Arrhythmic cardiomyopathy (ACM) (arrhythmic right ventricular myopathy/arrhythmic right ventricular dysplasia, also known as ARVC/ARVD) is a kind of myocardial tissue that is dominated by the right ventricle covered by adipose tissue. The onset of fibrous tissue replacement is relatively insidious, and is often accompanied by malignant arrhythmias. At present, eight gene mutations related to the disease have been identified, five of which encode desmosomal protein, the main pathogenic gene of ARVC. It encodes three independent desmosomal protein families, which play an important role in the connection between cells. , DSG and DSC of Cadoherin family members, PKP and PG of armadillo protein value members, and DSP of hemolysin protein member. However, the mechanism that causes the disease, especially the mechanism of arrhythmia, remains on the surface. In an article published on AnnTranslMed, the author studied the disease characteristics of different patients through innovative experimental models and successfully mastered the basic mechanism.
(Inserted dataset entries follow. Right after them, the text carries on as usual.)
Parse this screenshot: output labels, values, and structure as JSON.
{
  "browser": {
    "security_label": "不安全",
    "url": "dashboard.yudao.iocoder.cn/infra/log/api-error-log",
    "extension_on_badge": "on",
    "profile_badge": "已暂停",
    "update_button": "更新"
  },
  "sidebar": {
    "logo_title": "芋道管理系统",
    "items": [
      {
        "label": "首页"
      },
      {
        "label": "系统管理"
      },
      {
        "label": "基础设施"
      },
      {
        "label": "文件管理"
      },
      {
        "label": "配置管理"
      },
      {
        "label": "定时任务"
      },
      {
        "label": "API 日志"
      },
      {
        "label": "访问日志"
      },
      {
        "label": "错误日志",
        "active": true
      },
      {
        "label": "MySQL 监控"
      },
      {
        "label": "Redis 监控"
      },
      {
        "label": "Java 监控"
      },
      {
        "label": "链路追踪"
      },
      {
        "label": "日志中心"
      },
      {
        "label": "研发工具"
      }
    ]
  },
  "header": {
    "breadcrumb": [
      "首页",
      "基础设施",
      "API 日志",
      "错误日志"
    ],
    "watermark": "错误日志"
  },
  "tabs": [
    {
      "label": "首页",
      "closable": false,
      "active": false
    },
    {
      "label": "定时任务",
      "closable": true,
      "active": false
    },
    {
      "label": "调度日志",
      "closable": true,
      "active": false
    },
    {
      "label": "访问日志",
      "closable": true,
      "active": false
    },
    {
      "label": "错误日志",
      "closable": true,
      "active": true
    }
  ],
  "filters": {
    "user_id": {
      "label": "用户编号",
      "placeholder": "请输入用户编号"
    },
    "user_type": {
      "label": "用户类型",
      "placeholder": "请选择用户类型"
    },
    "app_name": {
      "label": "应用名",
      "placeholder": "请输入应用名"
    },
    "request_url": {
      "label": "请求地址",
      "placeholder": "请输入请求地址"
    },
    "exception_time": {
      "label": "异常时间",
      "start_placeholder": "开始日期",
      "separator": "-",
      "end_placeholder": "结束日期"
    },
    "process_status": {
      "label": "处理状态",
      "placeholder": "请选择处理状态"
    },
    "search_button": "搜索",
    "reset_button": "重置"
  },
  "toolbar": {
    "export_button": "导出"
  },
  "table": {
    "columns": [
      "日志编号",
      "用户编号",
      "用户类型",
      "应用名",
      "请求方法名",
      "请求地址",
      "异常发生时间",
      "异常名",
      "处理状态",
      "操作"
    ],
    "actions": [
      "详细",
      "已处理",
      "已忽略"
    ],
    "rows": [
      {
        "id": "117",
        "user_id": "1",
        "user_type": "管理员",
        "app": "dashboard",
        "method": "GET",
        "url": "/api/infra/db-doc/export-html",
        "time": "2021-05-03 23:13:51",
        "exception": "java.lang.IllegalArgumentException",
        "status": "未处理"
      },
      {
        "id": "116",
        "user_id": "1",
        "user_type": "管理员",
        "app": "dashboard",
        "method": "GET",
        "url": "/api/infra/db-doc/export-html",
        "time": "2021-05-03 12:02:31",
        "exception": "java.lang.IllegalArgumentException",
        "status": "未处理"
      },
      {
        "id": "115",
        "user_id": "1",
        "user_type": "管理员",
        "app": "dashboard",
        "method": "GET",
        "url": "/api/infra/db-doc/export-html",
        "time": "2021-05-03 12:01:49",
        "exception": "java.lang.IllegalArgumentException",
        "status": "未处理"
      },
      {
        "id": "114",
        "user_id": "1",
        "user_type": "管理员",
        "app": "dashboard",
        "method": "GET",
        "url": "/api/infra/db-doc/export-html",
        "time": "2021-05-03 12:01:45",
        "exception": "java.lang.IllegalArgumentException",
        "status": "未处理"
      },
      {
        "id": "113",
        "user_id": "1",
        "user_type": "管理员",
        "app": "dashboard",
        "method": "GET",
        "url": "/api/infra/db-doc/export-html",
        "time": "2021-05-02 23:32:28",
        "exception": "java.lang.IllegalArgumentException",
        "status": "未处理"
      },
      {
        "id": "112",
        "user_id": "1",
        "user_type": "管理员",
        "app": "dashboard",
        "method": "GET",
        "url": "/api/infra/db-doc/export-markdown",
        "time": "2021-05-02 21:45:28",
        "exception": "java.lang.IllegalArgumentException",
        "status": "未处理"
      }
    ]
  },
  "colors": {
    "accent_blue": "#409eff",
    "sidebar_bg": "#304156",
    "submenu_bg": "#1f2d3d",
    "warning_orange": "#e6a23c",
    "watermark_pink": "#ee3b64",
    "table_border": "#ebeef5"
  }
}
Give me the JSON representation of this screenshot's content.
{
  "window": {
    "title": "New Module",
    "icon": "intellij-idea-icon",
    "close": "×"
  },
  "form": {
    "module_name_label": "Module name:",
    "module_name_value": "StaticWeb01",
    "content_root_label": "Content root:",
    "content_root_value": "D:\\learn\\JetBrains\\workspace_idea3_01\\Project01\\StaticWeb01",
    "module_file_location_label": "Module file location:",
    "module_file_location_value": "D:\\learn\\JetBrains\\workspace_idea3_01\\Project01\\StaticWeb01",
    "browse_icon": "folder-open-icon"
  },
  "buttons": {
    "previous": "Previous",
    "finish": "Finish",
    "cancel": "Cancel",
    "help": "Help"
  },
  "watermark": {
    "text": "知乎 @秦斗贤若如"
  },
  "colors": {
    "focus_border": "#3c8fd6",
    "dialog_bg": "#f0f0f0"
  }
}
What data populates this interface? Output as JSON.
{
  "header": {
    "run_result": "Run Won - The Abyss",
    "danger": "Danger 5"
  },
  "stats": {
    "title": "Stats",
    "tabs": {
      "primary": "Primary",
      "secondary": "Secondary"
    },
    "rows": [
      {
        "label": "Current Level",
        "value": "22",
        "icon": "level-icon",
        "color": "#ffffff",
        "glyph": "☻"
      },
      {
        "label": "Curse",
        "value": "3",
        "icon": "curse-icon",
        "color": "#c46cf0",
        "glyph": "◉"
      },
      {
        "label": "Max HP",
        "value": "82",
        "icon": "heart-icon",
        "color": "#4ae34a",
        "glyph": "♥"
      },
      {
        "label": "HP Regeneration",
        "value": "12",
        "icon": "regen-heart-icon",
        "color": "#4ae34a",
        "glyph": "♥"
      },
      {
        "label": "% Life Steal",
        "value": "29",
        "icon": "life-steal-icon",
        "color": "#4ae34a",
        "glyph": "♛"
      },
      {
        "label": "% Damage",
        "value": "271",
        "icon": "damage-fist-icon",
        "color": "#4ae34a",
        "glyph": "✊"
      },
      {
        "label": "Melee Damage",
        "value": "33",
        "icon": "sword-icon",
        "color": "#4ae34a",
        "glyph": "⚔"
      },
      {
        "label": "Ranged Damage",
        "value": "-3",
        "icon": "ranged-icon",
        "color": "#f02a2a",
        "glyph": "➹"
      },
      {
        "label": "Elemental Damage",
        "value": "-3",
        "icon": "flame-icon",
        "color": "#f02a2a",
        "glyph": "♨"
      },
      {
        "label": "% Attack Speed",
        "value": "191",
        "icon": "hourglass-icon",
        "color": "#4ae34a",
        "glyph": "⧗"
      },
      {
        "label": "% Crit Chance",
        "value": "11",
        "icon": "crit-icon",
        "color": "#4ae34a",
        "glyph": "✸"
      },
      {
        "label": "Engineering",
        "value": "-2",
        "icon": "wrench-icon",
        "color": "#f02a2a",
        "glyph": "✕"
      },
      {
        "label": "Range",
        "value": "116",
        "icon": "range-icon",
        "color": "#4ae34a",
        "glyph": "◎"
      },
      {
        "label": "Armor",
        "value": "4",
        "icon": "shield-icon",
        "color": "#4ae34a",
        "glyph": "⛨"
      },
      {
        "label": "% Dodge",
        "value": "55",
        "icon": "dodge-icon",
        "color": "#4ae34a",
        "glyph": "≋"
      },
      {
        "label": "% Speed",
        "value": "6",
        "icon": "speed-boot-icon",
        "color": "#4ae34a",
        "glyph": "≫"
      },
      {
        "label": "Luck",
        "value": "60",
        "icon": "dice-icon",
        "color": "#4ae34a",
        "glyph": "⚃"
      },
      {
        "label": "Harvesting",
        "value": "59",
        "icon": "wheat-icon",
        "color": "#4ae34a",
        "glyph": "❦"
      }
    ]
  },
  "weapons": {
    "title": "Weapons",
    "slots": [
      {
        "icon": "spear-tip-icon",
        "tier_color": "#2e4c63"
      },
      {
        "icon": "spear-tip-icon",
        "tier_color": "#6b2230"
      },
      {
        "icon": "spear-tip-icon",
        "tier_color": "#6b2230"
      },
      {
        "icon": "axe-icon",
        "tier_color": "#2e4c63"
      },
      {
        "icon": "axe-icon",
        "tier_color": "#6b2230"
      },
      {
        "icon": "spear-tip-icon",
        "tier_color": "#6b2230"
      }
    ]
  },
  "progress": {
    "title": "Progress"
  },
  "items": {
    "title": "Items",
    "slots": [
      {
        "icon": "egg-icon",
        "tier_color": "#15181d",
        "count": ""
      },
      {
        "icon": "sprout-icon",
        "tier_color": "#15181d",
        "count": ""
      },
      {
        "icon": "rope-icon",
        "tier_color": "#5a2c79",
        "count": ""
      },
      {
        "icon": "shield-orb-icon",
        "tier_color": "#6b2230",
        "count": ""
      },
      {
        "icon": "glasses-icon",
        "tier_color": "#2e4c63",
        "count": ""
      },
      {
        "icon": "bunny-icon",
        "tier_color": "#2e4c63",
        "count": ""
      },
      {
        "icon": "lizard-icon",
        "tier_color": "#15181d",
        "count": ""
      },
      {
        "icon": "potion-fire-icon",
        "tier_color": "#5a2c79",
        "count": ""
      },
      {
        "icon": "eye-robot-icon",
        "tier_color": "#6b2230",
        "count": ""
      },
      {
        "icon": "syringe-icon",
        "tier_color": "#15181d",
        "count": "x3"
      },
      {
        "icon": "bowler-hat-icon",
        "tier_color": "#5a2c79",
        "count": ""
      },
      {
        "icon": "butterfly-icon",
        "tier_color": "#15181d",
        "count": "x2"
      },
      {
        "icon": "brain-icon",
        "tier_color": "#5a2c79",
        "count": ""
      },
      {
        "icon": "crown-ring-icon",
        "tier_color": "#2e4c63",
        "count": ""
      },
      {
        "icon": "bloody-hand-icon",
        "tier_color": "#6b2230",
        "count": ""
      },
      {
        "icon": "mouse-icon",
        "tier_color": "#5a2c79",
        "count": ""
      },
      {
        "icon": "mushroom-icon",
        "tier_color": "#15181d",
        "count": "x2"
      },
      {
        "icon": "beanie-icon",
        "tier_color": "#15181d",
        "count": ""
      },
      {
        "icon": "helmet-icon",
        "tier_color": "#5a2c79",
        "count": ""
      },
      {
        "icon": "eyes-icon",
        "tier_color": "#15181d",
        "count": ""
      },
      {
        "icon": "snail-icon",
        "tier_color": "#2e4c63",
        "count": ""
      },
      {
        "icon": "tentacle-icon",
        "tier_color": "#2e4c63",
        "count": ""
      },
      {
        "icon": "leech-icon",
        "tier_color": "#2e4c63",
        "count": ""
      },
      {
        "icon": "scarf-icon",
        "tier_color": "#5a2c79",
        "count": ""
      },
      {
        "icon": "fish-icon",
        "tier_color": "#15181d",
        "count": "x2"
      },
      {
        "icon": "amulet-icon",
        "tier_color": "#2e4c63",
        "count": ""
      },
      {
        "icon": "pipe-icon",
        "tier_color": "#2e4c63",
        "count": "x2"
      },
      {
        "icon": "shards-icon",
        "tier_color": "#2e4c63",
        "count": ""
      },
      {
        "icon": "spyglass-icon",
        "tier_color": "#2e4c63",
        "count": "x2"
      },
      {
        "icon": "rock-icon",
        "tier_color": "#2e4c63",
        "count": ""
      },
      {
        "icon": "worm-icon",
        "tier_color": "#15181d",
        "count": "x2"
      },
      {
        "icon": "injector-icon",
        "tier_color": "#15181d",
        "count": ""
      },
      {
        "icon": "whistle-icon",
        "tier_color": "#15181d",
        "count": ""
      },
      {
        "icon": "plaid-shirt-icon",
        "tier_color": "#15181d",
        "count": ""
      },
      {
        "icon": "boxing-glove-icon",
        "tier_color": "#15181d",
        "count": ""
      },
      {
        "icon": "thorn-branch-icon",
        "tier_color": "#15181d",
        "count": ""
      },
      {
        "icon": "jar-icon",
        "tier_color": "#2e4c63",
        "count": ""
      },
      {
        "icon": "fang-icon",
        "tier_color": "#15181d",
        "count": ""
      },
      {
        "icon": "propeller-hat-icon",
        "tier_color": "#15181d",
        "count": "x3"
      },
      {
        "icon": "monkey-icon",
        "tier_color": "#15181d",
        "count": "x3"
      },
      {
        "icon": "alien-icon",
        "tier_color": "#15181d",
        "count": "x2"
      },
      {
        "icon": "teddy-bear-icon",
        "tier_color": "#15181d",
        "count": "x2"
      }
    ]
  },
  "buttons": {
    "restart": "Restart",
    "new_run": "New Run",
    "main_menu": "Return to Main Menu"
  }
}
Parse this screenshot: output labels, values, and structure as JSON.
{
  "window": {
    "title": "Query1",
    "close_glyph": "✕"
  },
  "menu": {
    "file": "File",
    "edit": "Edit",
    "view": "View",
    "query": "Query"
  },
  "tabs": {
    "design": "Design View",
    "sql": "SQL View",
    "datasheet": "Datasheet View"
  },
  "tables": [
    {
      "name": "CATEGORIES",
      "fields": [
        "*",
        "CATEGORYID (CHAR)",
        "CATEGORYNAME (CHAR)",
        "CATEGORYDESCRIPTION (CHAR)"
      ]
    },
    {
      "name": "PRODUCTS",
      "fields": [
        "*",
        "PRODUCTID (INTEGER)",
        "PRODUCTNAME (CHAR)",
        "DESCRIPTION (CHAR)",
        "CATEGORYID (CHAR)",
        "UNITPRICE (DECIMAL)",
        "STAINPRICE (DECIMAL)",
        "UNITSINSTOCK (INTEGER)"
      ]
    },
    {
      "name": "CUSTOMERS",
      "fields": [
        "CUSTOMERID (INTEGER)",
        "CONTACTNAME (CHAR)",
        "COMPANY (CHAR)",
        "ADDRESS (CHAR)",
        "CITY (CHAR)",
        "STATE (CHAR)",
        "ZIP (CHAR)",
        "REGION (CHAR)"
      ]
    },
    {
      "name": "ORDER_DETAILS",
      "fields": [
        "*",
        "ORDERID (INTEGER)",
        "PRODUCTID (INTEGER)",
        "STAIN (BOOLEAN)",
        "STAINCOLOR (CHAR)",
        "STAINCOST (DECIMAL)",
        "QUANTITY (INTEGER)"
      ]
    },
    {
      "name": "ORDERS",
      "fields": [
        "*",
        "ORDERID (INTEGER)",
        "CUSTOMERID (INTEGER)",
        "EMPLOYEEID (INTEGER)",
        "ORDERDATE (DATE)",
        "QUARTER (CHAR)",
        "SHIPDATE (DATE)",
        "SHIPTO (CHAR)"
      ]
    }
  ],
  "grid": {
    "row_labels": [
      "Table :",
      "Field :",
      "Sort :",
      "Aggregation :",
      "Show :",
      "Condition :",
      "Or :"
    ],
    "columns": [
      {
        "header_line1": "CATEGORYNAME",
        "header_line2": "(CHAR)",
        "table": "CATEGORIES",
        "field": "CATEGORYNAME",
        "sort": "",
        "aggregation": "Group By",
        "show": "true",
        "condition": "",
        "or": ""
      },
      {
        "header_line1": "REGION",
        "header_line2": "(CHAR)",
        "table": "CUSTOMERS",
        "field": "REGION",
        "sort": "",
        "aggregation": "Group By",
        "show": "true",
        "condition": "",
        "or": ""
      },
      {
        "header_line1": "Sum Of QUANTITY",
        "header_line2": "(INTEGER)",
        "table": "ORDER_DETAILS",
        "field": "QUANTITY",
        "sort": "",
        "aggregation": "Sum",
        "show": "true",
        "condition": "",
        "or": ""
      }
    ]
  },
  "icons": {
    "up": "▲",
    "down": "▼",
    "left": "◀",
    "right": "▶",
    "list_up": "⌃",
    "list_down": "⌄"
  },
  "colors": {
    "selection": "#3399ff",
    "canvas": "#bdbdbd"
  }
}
In the field of experimental myocardial research, due to the various advantages of the zebrafish model, more and more people choose zebrafish for experiments. The hearts of mammals and zebrafish have a lot in common. For example, very conservative heart structures include atria, ventricles, valves, and even similar cardiac conduction systems. The zebrafish's heart is small, but its electrocardiogram can be recorded 5 days after fertilization, just like the human electrocardiogram. In addition, the heart rate of zebrafish is closer to that of humans than that of mice, making it a suitable animal model for studying heart diseases such as QT syndrome and arrhythmia. In addition, the various potential activity parameters between humans and zebrafish are very similar. In the process of depolarization, which controls the sodium current of stroke, the buffer formed by the L-type calcium channel and the repolarized potassium current are very similar. The latter plays an important role in drug-induced arrhythmia, which does not exist in mice. After studying the disease using a zebrafish model, it was found that the overexpression of PKG2057del2 in zebrafish (which can lead to Naxos disease) indicates cardiac hypertrophy, peripheral edema and decreased heart rate output. it is. The most notable thing in this experiment is that after screening 4,200 small molecules with recombinant zebrafish, a drug that can prevent or even reverse all the above symptoms was successfully discovered. The drug SB216763 (SB21) is an inhibitor of glycogen synthesis kinase (GSK-3β) and an activator of the Wnt pathway. The Wnt pathway plays a very important role in various cellular processes, such as axon proliferation, cell transformation, heart growth and differentiation, and cell adhesion. From these data, it can be seen that the dislocation of GSK-3β downstream proteins and the changes in the triggering molecular signals of cardiomyocytes and myocardium were observed. Therefore, if the translocation of the protein can be suppressed and the changes in the expansion and contraction of the protein can be restored, an excellent antiarrhythmic effect can be obtained.
SB21 is expected to be a powerful drug for the treatment of ACM, but it contains the Wnt pathway, and the Wnt pathway plays a very important role in growth and development, so how to master this level is very important. Zebrafish cannot completely replace the mouse, but it does show some obvious benefits.